— Тогда возьми мне кофе. Мне нужно поговорить с врачом.
Она неуверенно поворачивается, отстраняясь от меня, когда я всё ещё держу её за талию. Мне невыносимо отпускать её, но я должен первым услышать о состоянии её отца, я должен подготовиться, прежде чем она услышит что-то неутешительное.
Полина не устраивает истерик, не требует остаться здесь и слышать весь разговор. Она отходит на несколько сантиметров и берёт портмоне, которое я достаю из кармана и протягиваю ей. Пристальным взглядом я провожу её, пока она идёт по длинному коридору и выходит из отделения реанимации и интенсивной терапии. Дверь за ней закрывается, не издавая ни единого звука. Врач подходит ко мне, судорожно крутя ручку в одной руке.
— Когда он придёт в себя? Только говорите человеческим языком, без терминологии, чтобы я не расшифровывал каждое слово.
— Если всё будет хорошо… — откашливается он, постоянно поглядывая в папку с бумагами и избегая моего взгляда.
— Что значит «если всё будет хорошо»? — перебиваю я.
— Станислав Юрьевич, поверьте, мы сделали и будем делать всё возможное…
— Мне нужно, чтобы вы делали всё невозможное.
— Да, так и будет, — подтверждает он. — К сожалению, последствия непредсказуемы. Точно мы не можем сказать, когда он начнется — день, два или больше, учитывая слабое сердце и брадикардию. Главное сейчас нормализовать его замедленный пульс.

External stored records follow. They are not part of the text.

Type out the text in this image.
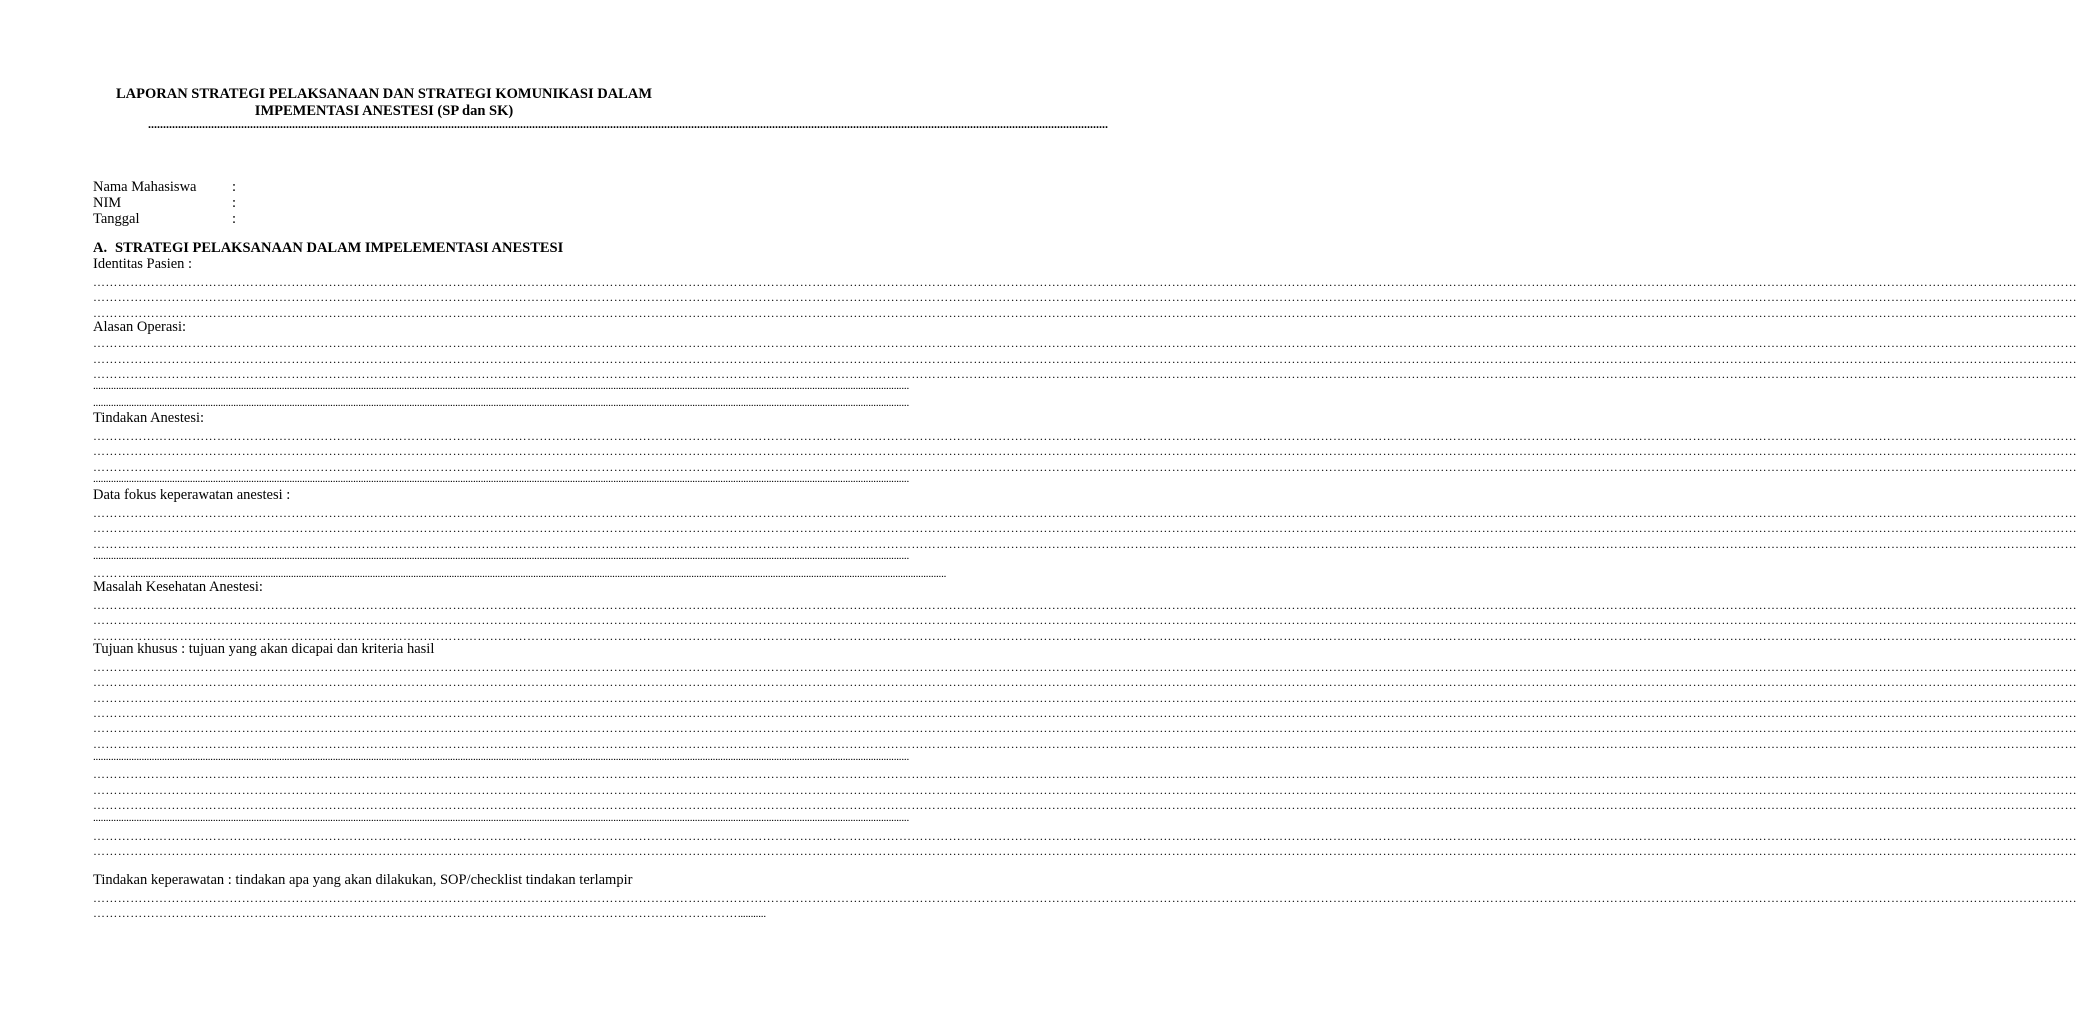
LAPORAN STRATEGI PELAKSANAAN DAN STRATEGI KOMUNIKASI DALAM
IMPEMENTASI ANESTESI (SP dan SK)
................................................................................................................................................................................................................................................................................................................................
Nama Mahasiswa :
NIM	:
Tanggal	:
A. STRATEGI PELAKSANAAN DALAM IMPELEMENTASI ANESTESI
Identitas Pasien :
…………………………………………………………………………………………………………………………………………………………………………………………………………………………………………………………………………………………………………………………………………………………………………………………………………………………………………
…………………………………………………………………………………………………………………………………………………………………………………………………………………………………………………………………………………………………………………………………………………………………………………………………………………………………………
…………………………………………………………………………………………………………………………………………………………………………………………………………………………………………………………………………………………………………………………………………………………………………………………………………………………………………
Alasan Operasi:
…………………………………………………………………………………………………………………………………………………………………………………………………………………………………………………………………………………………………………………………………………………………………………………………………………………………………………
…………………………………………………………………………………………………………………………………………………………………………………………………………………………………………………………………………………………………………………………………………………………………………………………………………………………………………
…………………………………………………………………………………………………………………………………………………………………………………………………………………………………………………………………………………………………………………………………………………………………………………………………………………………………………
................................................................................................................................................................................................................................................................................................................................
................................................................................................................................................................................................................................................................................................................................
Tindakan Anestesi:
…………………………………………………………………………………………………………………………………………………………………………………………………………………………………………………………………………………………………………………………………………………………………………………………………………………………………………
…………………………………………………………………………………………………………………………………………………………………………………………………………………………………………………………………………………………………………………………………………………………………………………………………………………………………………
…………………………………………………………………………………………………………………………………………………………………………………………………………………………………………………………………………………………………………………………………………………………………………………………………………………………………………
................................................................................................................................................................................................................................................................................................................................
Data fokus keperawatan anestesi :
…………………………………………………………………………………………………………………………………………………………………………………………………………………………………………………………………………………………………………………………………………………………………………………………………………………………………………
…………………………………………………………………………………………………………………………………………………………………………………………………………………………………………………………………………………………………………………………………………………………………………………………………………………………………………
…………………………………………………………………………………………………………………………………………………………………………………………………………………………………………………………………………………………………………………………………………………………………………………………………………………………………………
................................................................................................................................................................................................................................................................................................................................
………................................................................................................................................................................................................................................................................................................................................
Masalah Kesehatan Anestesi:
…………………………………………………………………………………………………………………………………………………………………………………………………………………………………………………………………………………………………………………………………………………………………………………………………………………………………………
…………………………………………………………………………………………………………………………………………………………………………………………………………………………………………………………………………………………………………………………………………………………………………………………………………………………………………
…………………………………………………………………………………………………………………………………………………………………………………………………………………………………………………………………………………………………………………………………………………………………………………………………………………………………………
Tujuan khusus : tujuan yang akan dicapai dan kriteria hasil
…………………………………………………………………………………………………………………………………………………………………………………………………………………………………………………………………………………………………………………………………………………………………………………………………………………………………………
…………………………………………………………………………………………………………………………………………………………………………………………………………………………………………………………………………………………………………………………………………………………………………………………………………………………………………
…………………………………………………………………………………………………………………………………………………………………………………………………………………………………………………………………………………………………………………………………………………………………………………………………………………………………………
…………………………………………………………………………………………………………………………………………………………………………………………………………………………………………………………………………………………………………………………………………………………………………………………………………………………………………
…………………………………………………………………………………………………………………………………………………………………………………………………………………………………………………………………………………………………………………………………………………………………………………………………………………………………………
…………………………………………………………………………………………………………………………………………………………………………………………………………………………………………………………………………………………………………………………………………………………………………………………………………………………………………
................................................................................................................................................................................................................................................................................................................................
…………………………………………………………………………………………………………………………………………………………………………………………………………………………………………………………………………………………………………………………………………………………………………………………………………………………………………
…………………………………………………………………………………………………………………………………………………………………………………………………………………………………………………………………………………………………………………………………………………………………………………………………………………………………………
…………………………………………………………………………………………………………………………………………………………………………………………………………………………………………………………………………………………………………………………………………………………………………………………………………………………………………
................................................................................................................................................................................................................................................................................................................................
…………………………………………………………………………………………………………………………………………………………………………………………………………………………………………………………………………………………………………………………………………………………………………………………………………………………………………
…………………………………………………………………………………………………………………………………………………………………………………………………………………………………………………………………………………………………………………………………………………………………………………………………………………………………………
Tindakan keperawatan : tindakan apa yang akan dilakukan, SOP/checklist tindakan terlampir
…………………………………………………………………………………………………………………………………………………………………………………………………………………………………………………………………………………………………………………………………………………………………………………………………………………………………………
…………………………………………………………………………………………………………………………………………...........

— Значит, вы нормализуете его замедленный пульс. Я повторюсь: вам всем придётся очень несладко, если с моим тестем что-то случится и он умрёт в этой клинике.
Мужчина прочищает горло, пока я смотрю на него сверху вниз. Он выравнивает спину и кивает мне, понимая, что я не шучу.
— Скажу так же, что это похоже на попытку суицида, слишком много снотворного с крепким алкоголем. Возможно, после выписки нужно будет отправить его в психический диспансер, обычно…
— Я решу, что мне делать с моим тестем, когда он проснётся. Ваше дело сделать так, чтобы он открыл глаза и чувствовал себя лучше, чем когда-либо.
— Да, конечно. Я вас оставлю.
Он кидает короткую фразу о том, что Леонида можно будет положить в обычную палату, когда он проснётся. Но это первые сутки после подобного отравления — самые тяжёлые.
Блядь, что же ты творишь? Как бы там ни было, я достану с того света, чтобы здесь убить собственными руками за то, что он вытворяет. Его никто не мог напичкать кучей таблеток, точно не сиделка — она знает, что я просто сдеру шкуру за любую оплошность, не то, что за намеренное отравление моего тестя.
Он решил отправить себя на тот свет? Нихрена не выйдет.
Отгоняю от себя любые мысли, когда маленькая ручка жены касается моего предплечья. Она протягивает мне бумажный стаканчик, который я ставлю на поверхность сзади стоящего стула.
— Я взяла эспрессо.
— Спасибо, малыш.
— Тебе спасибо.
Она смотрит на меня как на единственного своего спасителя, которым я буду, всегда буду для неё. Её руки блуждают по моим плечам. Сейчас она так сильно нуждается во мне, что не скрывает этой потребности.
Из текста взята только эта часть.